I've always thought that the opposition's stance against therapeutic embryo cloning was a little hackneyed.
Arguments such as embryos being potential human beings fall down on two accounts for me. Firstly, I don't like to think that a couple of hundred cells comes into the class of human. And where do you draw the line? I can point to some dogs and say - well, if us humans left the Earth for a couple of million years, these guys might become intelligent beings. Does that mean they should have rights? Potential is all very well and good, but there is nothing sacred about a fertilised egg. Maybe you disagree.

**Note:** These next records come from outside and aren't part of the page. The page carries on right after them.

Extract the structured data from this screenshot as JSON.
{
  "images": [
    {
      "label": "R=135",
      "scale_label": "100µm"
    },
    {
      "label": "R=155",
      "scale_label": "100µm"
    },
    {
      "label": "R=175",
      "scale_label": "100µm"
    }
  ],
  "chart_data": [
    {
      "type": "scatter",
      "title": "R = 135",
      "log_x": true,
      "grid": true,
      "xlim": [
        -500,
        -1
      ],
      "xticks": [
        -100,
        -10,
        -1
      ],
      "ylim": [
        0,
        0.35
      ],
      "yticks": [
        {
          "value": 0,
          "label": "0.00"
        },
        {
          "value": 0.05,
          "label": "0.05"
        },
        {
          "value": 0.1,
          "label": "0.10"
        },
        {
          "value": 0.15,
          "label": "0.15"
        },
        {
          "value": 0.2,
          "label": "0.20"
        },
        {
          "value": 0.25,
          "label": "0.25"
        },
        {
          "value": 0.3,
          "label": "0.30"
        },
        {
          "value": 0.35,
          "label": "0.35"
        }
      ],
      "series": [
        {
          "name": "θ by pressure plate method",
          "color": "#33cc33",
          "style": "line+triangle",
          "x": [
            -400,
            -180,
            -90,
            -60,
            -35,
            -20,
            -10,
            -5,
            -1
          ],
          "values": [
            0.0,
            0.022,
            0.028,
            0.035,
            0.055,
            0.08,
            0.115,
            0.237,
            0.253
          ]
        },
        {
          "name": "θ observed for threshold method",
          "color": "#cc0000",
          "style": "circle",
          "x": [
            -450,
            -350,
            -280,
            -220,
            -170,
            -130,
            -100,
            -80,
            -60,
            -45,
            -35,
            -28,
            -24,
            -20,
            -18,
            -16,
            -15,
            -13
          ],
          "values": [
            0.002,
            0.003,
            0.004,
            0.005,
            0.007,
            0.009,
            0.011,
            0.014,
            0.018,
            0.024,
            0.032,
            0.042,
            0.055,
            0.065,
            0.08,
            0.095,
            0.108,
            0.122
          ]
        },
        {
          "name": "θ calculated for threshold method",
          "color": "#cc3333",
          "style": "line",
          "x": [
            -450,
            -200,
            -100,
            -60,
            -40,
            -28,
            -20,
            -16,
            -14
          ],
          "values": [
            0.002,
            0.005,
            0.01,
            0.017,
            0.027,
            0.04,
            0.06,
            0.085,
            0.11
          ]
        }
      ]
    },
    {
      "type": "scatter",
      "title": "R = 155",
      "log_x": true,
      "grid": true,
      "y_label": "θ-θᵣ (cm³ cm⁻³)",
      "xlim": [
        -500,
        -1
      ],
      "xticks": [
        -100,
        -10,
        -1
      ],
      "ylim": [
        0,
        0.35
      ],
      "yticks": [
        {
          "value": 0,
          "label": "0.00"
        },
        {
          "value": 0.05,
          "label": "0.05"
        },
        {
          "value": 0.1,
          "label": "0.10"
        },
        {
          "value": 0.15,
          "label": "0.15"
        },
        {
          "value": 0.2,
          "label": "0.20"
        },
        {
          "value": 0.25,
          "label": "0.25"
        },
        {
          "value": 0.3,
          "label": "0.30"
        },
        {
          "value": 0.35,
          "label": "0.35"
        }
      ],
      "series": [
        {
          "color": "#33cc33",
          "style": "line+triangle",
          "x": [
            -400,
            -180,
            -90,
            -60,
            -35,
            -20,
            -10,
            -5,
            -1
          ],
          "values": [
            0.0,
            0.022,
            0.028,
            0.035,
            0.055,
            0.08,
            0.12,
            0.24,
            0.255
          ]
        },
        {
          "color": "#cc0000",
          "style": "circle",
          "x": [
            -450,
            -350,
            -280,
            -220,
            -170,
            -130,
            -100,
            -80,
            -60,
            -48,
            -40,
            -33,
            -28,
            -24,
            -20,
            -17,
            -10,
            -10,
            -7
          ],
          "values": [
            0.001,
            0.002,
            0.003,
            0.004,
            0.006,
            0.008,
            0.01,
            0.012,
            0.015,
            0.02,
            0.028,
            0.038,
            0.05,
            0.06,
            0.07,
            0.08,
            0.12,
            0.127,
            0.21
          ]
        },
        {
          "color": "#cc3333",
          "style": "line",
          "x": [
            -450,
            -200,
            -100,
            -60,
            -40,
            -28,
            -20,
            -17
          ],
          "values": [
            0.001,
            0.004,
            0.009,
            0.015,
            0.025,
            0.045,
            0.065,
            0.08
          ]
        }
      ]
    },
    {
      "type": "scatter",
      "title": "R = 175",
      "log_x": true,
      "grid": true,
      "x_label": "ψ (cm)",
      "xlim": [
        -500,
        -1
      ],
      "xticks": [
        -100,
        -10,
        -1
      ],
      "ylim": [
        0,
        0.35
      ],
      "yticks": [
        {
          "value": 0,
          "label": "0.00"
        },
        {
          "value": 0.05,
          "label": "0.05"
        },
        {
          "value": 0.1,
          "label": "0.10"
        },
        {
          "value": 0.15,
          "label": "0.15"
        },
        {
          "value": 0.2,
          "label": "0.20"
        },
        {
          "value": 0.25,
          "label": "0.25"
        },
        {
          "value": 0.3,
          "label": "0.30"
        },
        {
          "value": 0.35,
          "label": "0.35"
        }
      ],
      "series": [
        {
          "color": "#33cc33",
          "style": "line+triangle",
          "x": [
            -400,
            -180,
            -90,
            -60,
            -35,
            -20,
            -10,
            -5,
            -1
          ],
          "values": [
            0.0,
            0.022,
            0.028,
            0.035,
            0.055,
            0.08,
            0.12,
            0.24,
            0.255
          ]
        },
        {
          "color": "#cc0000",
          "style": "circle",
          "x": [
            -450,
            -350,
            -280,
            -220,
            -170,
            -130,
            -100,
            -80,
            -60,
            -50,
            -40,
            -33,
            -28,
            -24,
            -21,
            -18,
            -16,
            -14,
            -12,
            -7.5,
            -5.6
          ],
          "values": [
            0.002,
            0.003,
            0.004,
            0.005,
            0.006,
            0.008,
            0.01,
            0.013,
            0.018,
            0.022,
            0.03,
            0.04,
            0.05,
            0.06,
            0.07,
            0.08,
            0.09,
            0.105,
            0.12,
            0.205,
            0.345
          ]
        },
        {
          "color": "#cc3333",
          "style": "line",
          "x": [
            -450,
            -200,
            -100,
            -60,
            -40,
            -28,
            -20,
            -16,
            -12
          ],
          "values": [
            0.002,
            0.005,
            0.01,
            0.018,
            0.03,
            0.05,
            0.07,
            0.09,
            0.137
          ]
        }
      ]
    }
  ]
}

Of course, there's always the controversial argument made by Peter Singer (I think) that we should assign rights by a scale of sentience ; an adult chimp should have more rights than a severely disabled, blind and deaf human being is a notable (and much cut-down) example.

end quote

Sticky subject actually. I think pretty often about it, and switch sides very often. This is not only about therapautic embryo cloning mind, this is about cloning in general.
again, hmmm.....
Ok, I see a point in the "potential human" argument. These guys will grow up without a proper identity, and will be treated like objects and not "true" human beings, though that is what precisely they are. And moreover, cloning technology is not so advanced that you get absolutely disease free people, and clones die out very quickly, we obviously have a moral obligation towards them, and that would be not to create them. Moreoer, clones are old when they are born... the cells have already "aged" so they have a shorter lifespan even if they live for a period longer than normal clones do...

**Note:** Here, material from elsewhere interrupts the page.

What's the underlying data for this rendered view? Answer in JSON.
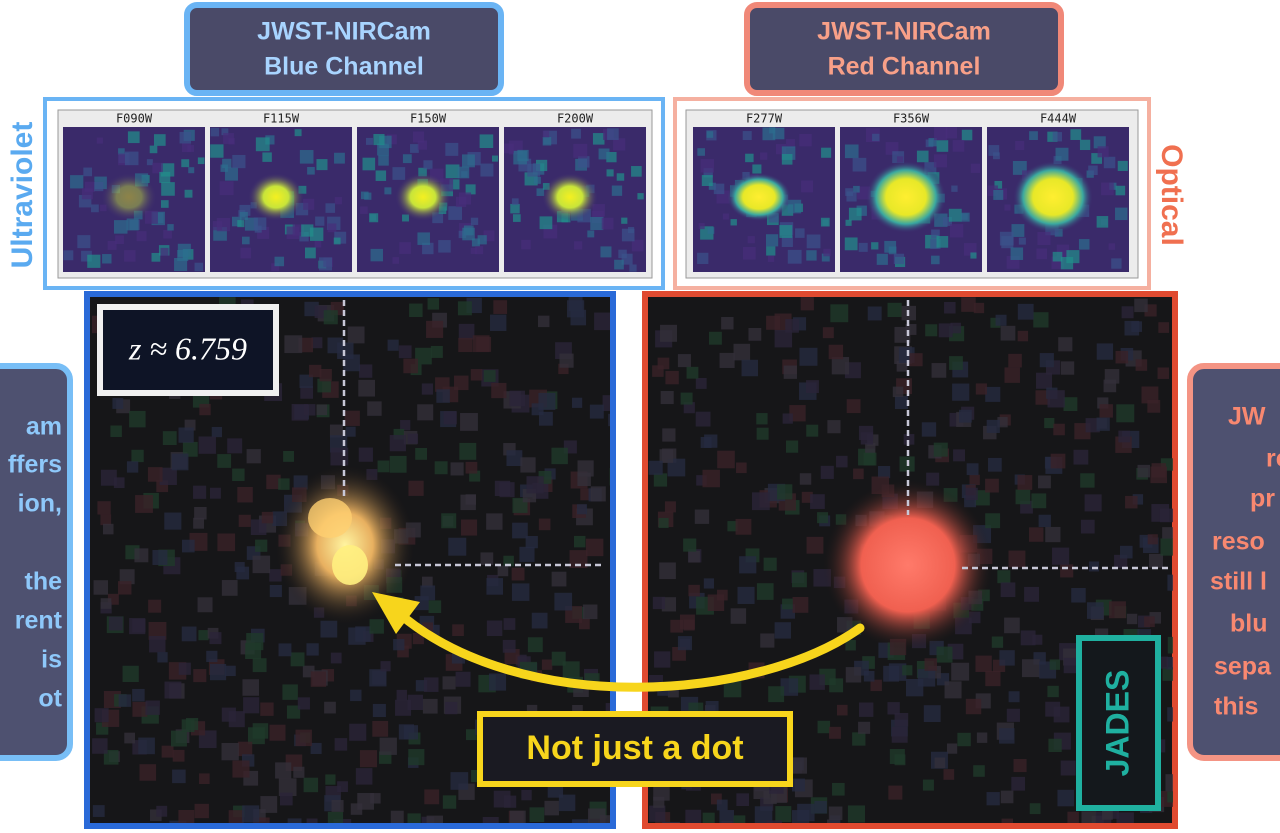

On the other hand, it is inhuman to harves stuff like stem cells from naturally made embryos, and therefore, clones would be ideal for the harvest of stem cells, especially since they can cure so many diseases like cancer, tumour, blindness and cardiac anamolies now... yeah, I guess they can be used, abused, whatever as long as they are not allowed to grow and destroyed as embryos. This will be inhuman, but atleast it is more acceptable than production of fully grown cloned individuals.
That's my view I think... right now. clones should be allowed, as long as they are not allowed to grow into sentient beings. Now the question arises as to when the sentience creeps in to an embryo. Will have to do a google on that to find out.
As I said, sticky subject
It would however be against the larger interest of the community to ban cloning and any research into it. It would also be very unscientific.